Related to this is how besides the main conflict of each episode, everything else is pushed aside. In episode 9, Shirase took center stage while the other three girls melded into one emotionless unit, with no personality to speak of. Instead of showing the fun and varied personalities of the girls (like in the OP and in the first 4-5 episodes), the show has basically made them act and talk the same.

For example, maybe instead of focusing on Shirase’s reaction on getting to Antarctica, there could have been some inner dialogue from each girl. Nothing much, maybe just 5 seconds/one line for each of the three. Mari could have touched on how she’s finally doing something cool. Yuzuki could say how glad she is to have made it with her new friends. And Hina could say… something? I dunno. But instead, we got:

Mari: We’re here!

Yuzuki: We made it!

Hina: Goal!

It’s the same damn thing! Even though the episode focused on Shirase, it doesn’t have to be all Shirase all the time. In such an overdone genre, it was the small refinements that made the girls so likeable and unique early on in the show, and that’s slowly getting sucked out.

Anyway, it’s still a 9/10 for me overall. These last few episodes have lost the magic that made it a 10/10, but it’s still great.


A Place Further Than The Universe 4-6

From this point on, I’m switching from weebanese to English. Why use “Sora yori mo Tooi Basho” with basically arbitrary capitalization when I can use the actual English title?? Related to this: I noticed the other day that “Boku no Hero Academia” sounds pretty dumb in English compared to “My Hero Academia,” but I guess I just get used to whatever I see first… usually on reddit discussion threads.

Anyway, these past few episodes have been excellent. They’ve taken this genre, whatever it is, and perfected it. There’s one point in Episode 6 where Hinata loses her passport, and then there’s a shot of the hotel wall. I was half expecting/half dreading the stereotypical shriek of panic, and then a scene of Hinata frantically looking through her stuff. But as always, this show doesn’t fall prey to the tropes. The next scene is actually all of Hinata’s stuff on a bed, with the girls looking at it. I don’t think it’s very realistic that they’re not panicking, but it’s better than the over-the-top scene I was picturing.

ギガプリン!

I do have a gripe with the show, though. It treats conflicts like the monster-of-the-week. Every episode is a neatly wrapped bundle of conflict -> resolution -> next episode. I’d like a bit more continuity in the character development instead of the current formula of focusing on one character at a time.

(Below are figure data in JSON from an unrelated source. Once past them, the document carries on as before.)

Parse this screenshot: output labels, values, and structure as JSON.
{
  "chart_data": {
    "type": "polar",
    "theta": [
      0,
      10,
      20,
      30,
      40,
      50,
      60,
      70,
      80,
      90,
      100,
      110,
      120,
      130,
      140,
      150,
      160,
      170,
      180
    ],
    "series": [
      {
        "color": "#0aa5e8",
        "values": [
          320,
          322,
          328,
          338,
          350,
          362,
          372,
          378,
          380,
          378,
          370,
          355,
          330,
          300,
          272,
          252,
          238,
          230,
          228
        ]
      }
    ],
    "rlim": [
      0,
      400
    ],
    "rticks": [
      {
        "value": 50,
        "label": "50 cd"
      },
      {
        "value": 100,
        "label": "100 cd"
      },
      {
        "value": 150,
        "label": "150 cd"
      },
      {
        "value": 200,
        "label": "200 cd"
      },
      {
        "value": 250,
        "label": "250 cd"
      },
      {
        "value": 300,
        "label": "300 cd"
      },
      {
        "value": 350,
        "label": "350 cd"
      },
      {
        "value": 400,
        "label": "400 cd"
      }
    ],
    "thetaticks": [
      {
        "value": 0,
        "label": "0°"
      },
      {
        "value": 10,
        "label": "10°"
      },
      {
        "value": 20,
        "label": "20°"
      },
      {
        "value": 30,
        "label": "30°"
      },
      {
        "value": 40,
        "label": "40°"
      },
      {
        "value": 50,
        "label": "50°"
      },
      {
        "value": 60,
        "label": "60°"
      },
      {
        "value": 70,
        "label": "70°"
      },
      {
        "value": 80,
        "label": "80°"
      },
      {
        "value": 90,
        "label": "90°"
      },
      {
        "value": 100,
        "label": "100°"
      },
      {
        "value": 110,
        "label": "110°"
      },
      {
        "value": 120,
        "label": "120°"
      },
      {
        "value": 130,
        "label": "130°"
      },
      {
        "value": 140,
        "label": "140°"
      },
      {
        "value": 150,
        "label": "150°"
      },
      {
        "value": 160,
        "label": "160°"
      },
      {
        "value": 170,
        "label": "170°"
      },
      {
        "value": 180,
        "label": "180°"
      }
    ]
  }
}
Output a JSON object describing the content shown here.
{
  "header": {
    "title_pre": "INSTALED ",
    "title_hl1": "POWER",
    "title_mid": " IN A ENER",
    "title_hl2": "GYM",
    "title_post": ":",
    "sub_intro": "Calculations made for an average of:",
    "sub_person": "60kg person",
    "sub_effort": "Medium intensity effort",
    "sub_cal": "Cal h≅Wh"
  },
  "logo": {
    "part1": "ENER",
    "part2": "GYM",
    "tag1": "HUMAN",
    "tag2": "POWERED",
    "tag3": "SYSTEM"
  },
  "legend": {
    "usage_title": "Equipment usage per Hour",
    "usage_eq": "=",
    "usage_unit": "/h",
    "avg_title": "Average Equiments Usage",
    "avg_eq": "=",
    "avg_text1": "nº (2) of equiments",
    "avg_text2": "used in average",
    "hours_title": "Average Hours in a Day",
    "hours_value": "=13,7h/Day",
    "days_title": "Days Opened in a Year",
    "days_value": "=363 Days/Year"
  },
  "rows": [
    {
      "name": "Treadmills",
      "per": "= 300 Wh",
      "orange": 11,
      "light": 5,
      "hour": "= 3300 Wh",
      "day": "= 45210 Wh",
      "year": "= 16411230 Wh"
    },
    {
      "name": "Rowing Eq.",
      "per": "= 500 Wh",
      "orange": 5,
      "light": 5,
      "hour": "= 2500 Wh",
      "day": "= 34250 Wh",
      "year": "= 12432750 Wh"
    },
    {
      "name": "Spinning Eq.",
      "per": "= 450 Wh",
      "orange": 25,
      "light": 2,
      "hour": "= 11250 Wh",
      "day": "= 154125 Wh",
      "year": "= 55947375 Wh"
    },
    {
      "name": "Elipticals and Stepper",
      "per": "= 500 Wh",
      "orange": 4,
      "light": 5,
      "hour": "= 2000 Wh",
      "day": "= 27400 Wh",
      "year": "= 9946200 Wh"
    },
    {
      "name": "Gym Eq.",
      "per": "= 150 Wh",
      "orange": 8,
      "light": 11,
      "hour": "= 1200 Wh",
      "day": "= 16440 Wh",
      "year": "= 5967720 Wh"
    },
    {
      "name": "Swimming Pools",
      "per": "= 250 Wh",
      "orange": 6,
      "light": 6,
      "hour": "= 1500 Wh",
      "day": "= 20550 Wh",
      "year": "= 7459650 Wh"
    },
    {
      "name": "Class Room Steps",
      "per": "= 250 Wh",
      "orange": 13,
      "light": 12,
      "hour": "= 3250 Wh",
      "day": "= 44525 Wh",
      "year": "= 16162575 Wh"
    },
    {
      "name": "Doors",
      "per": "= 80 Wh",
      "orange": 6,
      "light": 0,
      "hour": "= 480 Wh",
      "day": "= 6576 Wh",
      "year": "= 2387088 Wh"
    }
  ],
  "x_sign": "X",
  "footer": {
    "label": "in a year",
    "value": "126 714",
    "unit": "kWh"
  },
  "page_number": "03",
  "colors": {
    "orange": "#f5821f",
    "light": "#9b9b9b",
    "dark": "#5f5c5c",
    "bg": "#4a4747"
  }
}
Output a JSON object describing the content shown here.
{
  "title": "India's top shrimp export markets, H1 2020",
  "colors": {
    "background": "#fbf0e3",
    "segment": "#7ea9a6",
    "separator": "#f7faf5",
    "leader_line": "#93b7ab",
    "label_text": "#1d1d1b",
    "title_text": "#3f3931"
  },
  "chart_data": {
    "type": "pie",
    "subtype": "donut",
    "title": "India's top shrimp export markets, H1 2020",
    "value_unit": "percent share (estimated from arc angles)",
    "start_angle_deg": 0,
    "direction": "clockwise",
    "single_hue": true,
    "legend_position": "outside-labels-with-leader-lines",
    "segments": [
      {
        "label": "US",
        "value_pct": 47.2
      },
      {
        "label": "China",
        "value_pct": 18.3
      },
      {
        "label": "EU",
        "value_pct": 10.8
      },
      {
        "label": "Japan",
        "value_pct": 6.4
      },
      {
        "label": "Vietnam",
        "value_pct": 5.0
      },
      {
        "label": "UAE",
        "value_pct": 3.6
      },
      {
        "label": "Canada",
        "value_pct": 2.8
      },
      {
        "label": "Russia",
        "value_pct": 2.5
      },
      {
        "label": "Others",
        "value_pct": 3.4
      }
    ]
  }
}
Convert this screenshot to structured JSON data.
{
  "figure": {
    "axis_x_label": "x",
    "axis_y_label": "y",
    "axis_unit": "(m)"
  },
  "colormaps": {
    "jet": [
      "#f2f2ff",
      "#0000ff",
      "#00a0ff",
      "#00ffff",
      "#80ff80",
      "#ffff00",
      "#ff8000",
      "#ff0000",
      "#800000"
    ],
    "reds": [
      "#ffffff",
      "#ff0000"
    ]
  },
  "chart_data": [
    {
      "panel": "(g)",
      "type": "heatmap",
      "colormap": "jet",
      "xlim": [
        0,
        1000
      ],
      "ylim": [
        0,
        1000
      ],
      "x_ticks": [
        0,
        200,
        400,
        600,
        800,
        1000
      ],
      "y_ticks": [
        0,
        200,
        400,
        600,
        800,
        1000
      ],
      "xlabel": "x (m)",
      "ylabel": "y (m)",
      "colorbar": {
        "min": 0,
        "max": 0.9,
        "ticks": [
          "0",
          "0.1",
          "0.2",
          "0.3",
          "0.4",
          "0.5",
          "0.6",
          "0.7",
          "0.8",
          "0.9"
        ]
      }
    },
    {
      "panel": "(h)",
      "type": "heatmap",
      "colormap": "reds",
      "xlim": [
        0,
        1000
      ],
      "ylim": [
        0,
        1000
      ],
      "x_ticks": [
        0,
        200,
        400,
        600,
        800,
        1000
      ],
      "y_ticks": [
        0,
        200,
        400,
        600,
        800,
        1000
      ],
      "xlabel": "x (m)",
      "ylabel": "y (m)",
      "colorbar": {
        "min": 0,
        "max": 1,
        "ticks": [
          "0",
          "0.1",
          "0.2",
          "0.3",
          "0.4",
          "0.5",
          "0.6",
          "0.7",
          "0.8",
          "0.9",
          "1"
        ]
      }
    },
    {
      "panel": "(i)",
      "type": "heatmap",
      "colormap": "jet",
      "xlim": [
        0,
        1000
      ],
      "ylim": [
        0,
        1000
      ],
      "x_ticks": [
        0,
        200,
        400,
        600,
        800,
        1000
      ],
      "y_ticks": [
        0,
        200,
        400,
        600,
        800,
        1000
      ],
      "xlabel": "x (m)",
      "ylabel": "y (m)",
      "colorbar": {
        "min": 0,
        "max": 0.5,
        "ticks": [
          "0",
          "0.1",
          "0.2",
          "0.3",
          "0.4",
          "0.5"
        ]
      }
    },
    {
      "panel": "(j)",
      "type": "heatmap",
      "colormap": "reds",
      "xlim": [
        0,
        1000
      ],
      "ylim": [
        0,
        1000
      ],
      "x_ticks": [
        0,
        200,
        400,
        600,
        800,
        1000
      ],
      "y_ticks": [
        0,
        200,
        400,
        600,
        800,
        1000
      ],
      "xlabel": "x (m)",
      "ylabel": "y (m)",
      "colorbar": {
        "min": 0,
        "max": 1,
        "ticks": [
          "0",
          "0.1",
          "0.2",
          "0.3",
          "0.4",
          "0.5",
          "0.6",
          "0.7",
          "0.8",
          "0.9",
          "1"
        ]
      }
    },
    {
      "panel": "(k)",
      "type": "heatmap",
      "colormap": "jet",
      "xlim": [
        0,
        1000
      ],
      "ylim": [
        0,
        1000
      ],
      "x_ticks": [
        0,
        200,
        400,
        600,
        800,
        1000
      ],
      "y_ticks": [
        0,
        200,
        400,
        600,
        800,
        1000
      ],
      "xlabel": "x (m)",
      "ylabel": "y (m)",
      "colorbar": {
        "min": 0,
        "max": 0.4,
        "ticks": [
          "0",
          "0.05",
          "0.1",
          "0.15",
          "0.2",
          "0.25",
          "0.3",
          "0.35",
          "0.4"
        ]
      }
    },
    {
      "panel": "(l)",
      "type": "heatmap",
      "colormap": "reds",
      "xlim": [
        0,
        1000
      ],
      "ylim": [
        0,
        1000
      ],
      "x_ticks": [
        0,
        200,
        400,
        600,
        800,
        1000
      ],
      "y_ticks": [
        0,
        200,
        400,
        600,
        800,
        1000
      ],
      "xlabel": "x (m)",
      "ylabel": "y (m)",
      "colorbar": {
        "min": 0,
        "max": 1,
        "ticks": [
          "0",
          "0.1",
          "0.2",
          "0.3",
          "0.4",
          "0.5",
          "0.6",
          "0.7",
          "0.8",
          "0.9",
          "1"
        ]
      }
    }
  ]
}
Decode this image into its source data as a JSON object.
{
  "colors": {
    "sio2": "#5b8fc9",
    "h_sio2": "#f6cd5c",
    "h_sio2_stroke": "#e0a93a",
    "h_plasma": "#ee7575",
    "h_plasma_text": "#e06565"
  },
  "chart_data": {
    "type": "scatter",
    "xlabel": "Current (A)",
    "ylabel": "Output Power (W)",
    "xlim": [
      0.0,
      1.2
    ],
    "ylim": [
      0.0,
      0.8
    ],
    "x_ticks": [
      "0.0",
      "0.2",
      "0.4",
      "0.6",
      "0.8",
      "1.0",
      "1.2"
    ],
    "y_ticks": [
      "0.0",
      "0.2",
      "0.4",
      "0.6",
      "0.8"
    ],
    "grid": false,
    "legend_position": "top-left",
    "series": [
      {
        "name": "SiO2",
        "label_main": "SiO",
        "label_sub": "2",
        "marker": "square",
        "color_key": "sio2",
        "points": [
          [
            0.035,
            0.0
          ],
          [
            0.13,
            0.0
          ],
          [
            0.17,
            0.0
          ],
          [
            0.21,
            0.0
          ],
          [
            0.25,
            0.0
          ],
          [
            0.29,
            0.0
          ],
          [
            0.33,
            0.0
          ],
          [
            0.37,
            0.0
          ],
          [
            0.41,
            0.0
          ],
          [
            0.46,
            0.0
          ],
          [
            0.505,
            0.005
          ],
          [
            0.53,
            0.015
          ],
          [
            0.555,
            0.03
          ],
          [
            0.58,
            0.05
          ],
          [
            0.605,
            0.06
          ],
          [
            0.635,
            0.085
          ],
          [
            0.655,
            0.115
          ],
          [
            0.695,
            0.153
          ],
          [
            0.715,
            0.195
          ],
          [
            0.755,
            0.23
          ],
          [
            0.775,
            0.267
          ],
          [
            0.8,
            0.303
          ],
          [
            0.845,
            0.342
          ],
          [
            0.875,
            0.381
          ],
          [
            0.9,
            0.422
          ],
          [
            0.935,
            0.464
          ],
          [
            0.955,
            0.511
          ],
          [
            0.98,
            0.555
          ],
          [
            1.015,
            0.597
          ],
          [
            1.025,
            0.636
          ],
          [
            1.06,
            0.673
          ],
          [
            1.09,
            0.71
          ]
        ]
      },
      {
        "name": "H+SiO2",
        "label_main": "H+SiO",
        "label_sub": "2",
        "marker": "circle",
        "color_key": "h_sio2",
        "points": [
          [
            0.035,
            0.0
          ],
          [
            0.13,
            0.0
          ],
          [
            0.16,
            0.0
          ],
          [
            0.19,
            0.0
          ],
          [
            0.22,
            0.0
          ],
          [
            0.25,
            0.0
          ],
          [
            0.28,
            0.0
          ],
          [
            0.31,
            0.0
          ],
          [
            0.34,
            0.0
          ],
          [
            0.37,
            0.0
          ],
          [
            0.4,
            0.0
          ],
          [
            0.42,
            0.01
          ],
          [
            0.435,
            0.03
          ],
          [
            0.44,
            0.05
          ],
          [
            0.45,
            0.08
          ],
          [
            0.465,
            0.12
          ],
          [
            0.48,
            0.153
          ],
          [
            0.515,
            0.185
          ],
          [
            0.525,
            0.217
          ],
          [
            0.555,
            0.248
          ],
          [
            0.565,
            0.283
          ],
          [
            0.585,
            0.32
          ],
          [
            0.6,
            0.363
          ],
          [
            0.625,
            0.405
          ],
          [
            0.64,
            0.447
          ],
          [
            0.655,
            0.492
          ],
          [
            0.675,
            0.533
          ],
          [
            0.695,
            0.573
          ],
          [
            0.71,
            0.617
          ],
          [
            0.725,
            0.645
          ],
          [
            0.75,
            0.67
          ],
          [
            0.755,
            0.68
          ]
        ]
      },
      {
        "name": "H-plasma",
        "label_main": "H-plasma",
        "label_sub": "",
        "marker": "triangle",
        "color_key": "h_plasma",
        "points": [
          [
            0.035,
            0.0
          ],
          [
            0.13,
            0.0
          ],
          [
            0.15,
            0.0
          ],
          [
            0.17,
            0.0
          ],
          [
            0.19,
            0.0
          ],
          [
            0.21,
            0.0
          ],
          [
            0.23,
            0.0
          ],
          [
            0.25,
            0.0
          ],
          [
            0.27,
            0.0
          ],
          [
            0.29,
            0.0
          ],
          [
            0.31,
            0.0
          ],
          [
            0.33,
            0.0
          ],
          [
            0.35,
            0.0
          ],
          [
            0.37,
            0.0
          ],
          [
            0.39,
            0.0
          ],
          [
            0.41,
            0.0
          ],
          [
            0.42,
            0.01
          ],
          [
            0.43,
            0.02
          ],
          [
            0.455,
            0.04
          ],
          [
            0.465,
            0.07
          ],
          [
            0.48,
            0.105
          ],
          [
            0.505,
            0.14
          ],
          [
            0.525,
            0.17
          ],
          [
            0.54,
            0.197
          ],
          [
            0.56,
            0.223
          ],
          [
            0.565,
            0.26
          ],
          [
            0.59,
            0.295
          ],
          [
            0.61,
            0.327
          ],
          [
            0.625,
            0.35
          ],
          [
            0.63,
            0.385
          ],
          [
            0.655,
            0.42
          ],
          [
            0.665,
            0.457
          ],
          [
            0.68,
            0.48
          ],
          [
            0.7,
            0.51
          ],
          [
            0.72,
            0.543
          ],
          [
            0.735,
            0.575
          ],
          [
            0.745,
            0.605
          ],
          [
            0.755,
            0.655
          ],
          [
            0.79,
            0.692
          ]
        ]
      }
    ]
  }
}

The worst offender of this is actually what I thought was the best episode so far: episode 5. This episode focused on Mari’s glasses-wearing friend Megumi. Her annoyance at Mari and passive-aggressive attitude was spot-on and I felt so uneasy watching her try to hold Mari back. But then the end of the episode felt like such a cop out! I can understand why Megumi would want to break her ties with Mari: Mari can then enjoy her time in Antarctica without worrying about her friend back home who doesn’t get to have such fun experiences. But it felt more like the friendship was ending conveniently, to both wrap up the episode neatly and to have the audience enjoy watching Mari in Antarctica without worrying about Megumi.

If this was the only instance of this sort of conflict-of-the-week, then I’d be fine with it. But episode 6 strolls along and presents another one-episode minor conflict. Without a big, multi-episode goal like “trying to get on the expedition,” it seems like this show is floundering a bit. I’d much prefer just a fun episode about the girls having fun in Singapore, or multiple episodes in Singapore to make the conflict seem… important. In the end, it’s all resolved with a few cheap laughs. I hope this isn’t the end of Hinata’s character development, but it sure feels like it.

Still, this stuff is all minor. A Place Further Than The Universe is the best show of the season so far, miles above bigger names like Darling in the Franxx and Violet Evergarden.